Already he would like to see more reinforcements, troop numbers here beginning to decline noticeably. He jumped back down and scanned the chaos until he spotted one of the numerous runners, clutching a wax tablet as though his life depended upon it, which it well might, of course.

‘You.’

The man stopped. ‘Sir?’

‘Tell Caesar we need more men.’

The runner gave Fronto a look that spoke volumes about how many times he’d been stopped by an officer in the last half hour with the very same message, but to his credit, he did not argue, simply saluting and running off on his errand. Wiping a mix of foul liquids from his face, Fronto jogged back to the rampart and climbed to where the centurion stood, his ears picking up distant calls from a Roman cornu as he did so.

‘Hear that?’ he asked the centurion.

‘Deployment calls,’ the officer replied, rubbing tired eyes.

‘Yes. The Eighth and the Thirteenth if I’m not mistaken, down on the plain. Caesar gathers fresh men to his own position.’

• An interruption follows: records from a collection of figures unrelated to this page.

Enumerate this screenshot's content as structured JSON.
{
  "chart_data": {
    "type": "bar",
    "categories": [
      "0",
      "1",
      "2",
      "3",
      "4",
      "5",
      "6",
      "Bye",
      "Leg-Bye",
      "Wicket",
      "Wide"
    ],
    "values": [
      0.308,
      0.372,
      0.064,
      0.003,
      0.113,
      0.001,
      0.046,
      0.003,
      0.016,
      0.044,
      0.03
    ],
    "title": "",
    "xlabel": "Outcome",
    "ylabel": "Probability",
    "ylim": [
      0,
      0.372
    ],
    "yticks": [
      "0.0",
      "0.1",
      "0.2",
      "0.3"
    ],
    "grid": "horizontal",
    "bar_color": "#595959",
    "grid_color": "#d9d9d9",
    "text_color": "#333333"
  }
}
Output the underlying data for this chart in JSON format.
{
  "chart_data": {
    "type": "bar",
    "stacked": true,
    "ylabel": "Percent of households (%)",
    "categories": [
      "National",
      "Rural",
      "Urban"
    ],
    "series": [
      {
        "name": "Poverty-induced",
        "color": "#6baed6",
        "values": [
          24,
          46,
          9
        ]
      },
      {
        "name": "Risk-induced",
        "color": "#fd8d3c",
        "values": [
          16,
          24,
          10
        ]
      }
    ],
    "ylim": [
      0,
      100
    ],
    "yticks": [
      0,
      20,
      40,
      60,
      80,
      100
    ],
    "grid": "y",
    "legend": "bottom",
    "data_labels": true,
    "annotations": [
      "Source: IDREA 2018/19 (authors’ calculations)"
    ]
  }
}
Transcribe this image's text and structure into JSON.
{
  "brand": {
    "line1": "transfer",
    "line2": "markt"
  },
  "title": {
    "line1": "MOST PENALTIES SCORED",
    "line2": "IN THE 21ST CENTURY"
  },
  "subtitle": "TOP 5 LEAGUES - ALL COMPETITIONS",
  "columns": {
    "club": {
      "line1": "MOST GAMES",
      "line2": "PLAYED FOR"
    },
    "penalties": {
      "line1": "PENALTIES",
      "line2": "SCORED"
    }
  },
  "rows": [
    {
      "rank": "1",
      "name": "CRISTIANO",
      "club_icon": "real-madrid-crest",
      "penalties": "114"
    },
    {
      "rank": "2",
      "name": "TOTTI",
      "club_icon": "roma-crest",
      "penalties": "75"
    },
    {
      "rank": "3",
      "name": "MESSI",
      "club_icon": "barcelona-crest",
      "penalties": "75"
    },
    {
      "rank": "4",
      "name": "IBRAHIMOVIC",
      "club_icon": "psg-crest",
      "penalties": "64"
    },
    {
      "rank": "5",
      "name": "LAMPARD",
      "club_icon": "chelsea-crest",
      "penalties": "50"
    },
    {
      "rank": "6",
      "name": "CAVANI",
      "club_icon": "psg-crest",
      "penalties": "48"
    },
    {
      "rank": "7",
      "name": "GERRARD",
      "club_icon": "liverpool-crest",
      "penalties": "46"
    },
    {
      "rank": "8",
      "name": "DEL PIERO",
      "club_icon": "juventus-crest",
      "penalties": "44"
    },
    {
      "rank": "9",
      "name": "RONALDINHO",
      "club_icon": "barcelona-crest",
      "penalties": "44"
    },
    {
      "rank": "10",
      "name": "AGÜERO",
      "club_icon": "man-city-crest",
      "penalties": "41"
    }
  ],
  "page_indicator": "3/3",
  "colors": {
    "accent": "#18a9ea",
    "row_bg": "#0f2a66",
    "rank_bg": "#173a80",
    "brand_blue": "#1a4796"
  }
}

‘And to ours,’ the centurion said with audible relief, jabbing out with a finger back towards the south gate. Fronto turned and heaved in a much needed cleansing breath. ‘That’s Fabius,’ he noted, recognising the figure in the grey cloak with the white plume and the small skewbald horse. ‘And… what? Six more cohorts?’

‘I count the standards of seven, sir.’

Fronto squinted and smiled. ‘I do believe you’re right. Caesar reinforces his own position because he’s sent us more of his men. Good boy,’ he grinned, noting the look of disapproval on the centurion’s face at such an appellation applied to the proconsul. ‘I wonder how many men we’ll get this time. Should buy us some time.’

The centurion nodded sombrely, his gaze slipping back over the camp to the distant western horizon. ‘I hope the general has something up his sleeve though, sir. Another hour and a half - two at the most - and that sun’s going to sink, and with it go our chances.’